• Kiters finally start looking north to Alaska for killer surfing
By Sean Pearson
When kite-surfing enthusiast Trace Carlos joined friends and fellow kite surfers Traveler Terpening and Tom Fredericks to organize Homer’s first kite festival in 2008, none of them knew what kind of response they might get.
It turns out, quite a few people were interested, and organizers of Homer’s inaugural kite fest were impressed with such a positive response to a relatively new extreme sport.
It’s not so new anymore.
“This is our sixth year presenting the kite festival in Homer,” said organizer Trace Carlos. “We wanted to find a way to bring Alaska kite surfers together so we could get to know each other, trade tips and develop more contacts around the state.”

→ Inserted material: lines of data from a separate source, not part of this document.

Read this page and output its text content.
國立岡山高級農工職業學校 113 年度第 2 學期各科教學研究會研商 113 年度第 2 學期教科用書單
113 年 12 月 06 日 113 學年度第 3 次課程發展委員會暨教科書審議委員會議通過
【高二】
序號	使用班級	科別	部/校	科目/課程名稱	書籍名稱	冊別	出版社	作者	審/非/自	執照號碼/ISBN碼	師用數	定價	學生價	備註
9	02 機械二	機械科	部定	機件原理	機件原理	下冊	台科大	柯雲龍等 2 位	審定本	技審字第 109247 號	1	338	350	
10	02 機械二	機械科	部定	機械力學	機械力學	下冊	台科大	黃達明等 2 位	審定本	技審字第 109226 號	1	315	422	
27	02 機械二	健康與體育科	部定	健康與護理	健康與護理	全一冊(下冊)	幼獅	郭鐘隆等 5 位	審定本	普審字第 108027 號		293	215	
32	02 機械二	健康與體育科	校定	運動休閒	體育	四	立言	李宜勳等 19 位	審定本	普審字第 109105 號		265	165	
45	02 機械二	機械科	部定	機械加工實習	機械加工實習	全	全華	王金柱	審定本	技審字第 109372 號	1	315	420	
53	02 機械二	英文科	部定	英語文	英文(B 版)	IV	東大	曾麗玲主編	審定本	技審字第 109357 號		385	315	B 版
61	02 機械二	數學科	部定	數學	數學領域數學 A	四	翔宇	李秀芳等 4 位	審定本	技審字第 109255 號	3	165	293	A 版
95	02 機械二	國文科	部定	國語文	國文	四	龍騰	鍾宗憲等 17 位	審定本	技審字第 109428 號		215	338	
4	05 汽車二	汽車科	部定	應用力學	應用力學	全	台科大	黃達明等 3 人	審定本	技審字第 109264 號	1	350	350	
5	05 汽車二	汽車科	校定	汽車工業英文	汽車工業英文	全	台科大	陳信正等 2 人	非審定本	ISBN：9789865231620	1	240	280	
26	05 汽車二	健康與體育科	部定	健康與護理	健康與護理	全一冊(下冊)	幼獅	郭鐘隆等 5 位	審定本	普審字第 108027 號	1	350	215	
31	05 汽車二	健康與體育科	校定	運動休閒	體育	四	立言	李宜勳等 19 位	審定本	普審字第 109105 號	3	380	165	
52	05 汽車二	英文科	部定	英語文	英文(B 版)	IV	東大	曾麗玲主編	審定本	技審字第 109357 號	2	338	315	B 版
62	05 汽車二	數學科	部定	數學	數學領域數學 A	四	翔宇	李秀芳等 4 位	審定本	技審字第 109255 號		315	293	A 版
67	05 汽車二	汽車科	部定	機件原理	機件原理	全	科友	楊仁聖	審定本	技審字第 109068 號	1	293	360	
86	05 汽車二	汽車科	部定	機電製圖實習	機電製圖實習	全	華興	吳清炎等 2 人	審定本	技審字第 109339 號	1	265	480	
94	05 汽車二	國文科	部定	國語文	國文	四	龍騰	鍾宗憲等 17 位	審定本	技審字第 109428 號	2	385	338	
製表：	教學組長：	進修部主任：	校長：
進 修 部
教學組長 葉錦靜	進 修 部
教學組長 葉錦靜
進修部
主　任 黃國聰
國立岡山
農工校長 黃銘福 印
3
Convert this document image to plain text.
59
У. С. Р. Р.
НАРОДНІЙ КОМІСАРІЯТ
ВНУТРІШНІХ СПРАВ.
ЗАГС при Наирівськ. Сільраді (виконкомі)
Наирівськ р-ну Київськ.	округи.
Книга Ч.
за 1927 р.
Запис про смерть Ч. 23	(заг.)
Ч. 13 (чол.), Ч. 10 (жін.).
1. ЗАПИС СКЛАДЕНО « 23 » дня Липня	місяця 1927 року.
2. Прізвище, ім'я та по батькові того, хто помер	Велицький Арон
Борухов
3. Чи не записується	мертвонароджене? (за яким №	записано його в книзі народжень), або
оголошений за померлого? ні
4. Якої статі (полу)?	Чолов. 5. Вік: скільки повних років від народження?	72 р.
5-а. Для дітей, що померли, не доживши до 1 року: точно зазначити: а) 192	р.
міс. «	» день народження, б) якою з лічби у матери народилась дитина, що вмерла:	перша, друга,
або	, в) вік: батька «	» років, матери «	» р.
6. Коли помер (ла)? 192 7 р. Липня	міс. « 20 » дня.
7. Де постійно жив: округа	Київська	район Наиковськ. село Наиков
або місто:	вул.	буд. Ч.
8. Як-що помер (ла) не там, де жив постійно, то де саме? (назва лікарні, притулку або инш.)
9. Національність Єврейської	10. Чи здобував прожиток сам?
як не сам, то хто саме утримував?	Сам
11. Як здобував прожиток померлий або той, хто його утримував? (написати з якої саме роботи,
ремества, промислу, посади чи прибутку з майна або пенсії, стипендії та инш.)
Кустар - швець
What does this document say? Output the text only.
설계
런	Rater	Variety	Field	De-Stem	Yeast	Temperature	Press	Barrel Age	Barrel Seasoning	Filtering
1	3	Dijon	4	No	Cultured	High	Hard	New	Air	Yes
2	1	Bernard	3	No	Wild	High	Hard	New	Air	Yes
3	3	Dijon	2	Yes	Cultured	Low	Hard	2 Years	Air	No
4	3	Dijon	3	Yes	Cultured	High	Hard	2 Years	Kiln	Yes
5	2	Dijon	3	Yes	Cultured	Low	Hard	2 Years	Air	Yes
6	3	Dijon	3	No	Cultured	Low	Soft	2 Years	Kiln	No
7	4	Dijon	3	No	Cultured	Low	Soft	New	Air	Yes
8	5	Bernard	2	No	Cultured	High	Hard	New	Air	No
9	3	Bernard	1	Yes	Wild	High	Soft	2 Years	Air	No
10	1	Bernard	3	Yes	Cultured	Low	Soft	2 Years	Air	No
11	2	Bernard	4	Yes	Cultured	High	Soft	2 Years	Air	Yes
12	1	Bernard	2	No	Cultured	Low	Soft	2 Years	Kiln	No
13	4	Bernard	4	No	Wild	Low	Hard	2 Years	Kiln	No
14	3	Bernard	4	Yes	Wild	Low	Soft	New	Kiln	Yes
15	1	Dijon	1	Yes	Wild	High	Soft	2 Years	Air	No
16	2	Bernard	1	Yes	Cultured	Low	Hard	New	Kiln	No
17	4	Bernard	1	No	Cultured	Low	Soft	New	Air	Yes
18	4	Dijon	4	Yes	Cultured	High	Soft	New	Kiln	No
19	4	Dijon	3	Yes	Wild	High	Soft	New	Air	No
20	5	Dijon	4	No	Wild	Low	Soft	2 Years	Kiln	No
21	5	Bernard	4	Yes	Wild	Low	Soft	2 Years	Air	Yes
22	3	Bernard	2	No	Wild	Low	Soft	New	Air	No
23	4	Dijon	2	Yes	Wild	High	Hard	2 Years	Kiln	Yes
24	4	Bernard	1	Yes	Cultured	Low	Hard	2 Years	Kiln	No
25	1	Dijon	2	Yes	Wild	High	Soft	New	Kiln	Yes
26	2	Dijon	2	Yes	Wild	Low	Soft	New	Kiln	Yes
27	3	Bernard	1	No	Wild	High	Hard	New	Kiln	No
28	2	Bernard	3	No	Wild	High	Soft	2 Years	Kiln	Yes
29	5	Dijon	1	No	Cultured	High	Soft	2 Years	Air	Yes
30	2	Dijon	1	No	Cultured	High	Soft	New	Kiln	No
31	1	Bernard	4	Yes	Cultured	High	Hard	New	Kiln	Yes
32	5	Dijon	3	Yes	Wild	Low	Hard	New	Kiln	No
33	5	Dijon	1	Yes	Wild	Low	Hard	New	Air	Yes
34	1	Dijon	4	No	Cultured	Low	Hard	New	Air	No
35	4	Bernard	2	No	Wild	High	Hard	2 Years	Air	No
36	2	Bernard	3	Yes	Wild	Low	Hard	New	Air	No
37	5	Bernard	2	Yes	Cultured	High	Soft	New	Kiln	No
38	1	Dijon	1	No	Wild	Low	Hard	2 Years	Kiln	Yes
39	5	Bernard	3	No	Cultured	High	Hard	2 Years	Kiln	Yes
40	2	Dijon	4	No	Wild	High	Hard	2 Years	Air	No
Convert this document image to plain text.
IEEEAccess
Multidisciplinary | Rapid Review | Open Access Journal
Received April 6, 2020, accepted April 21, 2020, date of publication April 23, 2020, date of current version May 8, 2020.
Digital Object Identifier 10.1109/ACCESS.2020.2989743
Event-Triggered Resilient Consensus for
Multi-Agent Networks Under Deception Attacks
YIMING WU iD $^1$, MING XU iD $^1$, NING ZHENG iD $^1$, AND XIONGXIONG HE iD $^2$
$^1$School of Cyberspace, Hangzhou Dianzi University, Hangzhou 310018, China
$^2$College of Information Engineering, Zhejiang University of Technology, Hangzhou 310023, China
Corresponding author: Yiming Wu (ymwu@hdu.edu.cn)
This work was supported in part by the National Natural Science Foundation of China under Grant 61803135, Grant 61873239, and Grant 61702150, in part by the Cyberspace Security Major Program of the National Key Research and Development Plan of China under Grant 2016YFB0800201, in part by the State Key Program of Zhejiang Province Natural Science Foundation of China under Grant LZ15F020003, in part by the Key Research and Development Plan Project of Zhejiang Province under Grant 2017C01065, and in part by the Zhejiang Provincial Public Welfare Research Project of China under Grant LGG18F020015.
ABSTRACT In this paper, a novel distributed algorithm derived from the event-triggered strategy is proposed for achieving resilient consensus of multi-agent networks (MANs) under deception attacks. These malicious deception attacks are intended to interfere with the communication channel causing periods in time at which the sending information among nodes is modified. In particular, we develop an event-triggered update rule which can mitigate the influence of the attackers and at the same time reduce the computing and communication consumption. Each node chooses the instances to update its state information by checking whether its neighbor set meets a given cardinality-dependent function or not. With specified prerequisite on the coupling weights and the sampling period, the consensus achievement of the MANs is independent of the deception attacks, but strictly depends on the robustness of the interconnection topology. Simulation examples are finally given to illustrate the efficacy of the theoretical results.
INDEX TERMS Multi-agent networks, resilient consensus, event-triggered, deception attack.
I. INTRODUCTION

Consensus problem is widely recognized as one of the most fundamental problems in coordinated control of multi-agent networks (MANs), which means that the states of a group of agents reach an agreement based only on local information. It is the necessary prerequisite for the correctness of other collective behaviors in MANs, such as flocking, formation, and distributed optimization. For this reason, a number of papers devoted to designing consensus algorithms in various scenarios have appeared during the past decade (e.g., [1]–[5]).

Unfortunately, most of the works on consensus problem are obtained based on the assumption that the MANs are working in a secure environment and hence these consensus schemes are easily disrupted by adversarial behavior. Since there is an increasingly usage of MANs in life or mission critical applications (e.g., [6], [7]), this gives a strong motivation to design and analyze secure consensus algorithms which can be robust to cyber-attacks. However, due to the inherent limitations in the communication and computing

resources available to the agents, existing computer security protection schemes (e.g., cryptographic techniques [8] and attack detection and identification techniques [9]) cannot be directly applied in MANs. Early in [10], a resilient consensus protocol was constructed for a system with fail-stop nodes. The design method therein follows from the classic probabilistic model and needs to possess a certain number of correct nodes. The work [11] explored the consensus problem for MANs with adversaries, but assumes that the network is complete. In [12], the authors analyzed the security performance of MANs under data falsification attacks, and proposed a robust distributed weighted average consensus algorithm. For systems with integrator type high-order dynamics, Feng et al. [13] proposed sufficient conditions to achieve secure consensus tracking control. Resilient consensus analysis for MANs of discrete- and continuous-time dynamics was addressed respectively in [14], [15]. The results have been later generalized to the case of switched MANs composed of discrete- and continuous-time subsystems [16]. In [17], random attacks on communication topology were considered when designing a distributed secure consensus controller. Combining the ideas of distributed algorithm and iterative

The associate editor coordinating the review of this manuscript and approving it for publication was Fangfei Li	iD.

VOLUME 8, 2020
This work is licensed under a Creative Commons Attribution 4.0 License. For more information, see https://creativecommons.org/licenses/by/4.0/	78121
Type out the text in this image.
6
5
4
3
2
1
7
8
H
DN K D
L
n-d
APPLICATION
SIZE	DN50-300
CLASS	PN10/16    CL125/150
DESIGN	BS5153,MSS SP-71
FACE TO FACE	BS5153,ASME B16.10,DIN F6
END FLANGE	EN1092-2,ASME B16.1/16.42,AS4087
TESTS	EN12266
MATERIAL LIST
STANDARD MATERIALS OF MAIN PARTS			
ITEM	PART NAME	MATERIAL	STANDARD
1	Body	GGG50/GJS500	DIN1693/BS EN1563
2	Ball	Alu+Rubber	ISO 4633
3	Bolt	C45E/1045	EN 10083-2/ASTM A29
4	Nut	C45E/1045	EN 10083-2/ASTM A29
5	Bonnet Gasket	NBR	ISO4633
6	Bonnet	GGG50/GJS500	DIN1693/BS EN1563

The festival also gives kiters an opportunity to trade gear.
The 2013 Homer Kite Fest kicks off Friday, bringing kite enthusiasts from all over the state to Homer for three days of fun in the wind, sun and water. Experienced kiters will also offer seminars and kite-surfing lessons on the beach.
Carlos has been kite surfing for seven years, and said he absolutely loves the sport he refers to as, “art in motion.”
“I love to ride in the ocean with the sea otters and seals,” he said. “You just can’t beat the beauty of snow-capped mountains and all the wildlife along the shores.”
And, while some may not generally associate Alaska and kitesurfing, event organizers say the solar thermal breeze around Kachemak Bay make it a perfect match for the sport.
Besides, where else can you find consistent wind and 6,000 miles of coastline to choose from?
Back when the sport was still relatively new, rogue kite surfers would set up their equipment at Mariner Park, and do their best with whatever kind of kite/board combination they could come up with. Mastering the sport on cheap, makeshift equipment made for a challenging and exhaustive day of kiting. Now that the sport has gained popularity, improved equipment has eased the learning curve significantly. Carlos said better equipment makes for a safer kiting experience as well.
Everyone is encouraged to participate in this year’s kite fest at Mariner Beach, but spectators are welcome as well. There is a $20 participation fee. Organizers say some kite-surfing newbies struggle a bit at first, but many are able to pick up the sport immediately.
“We hope to have about 30 kiters this weekend, as well as a high-pressure system to give us a nice day breeze,” Carlos said. “Get outside, learn to kite and enjoy your life in Homer.”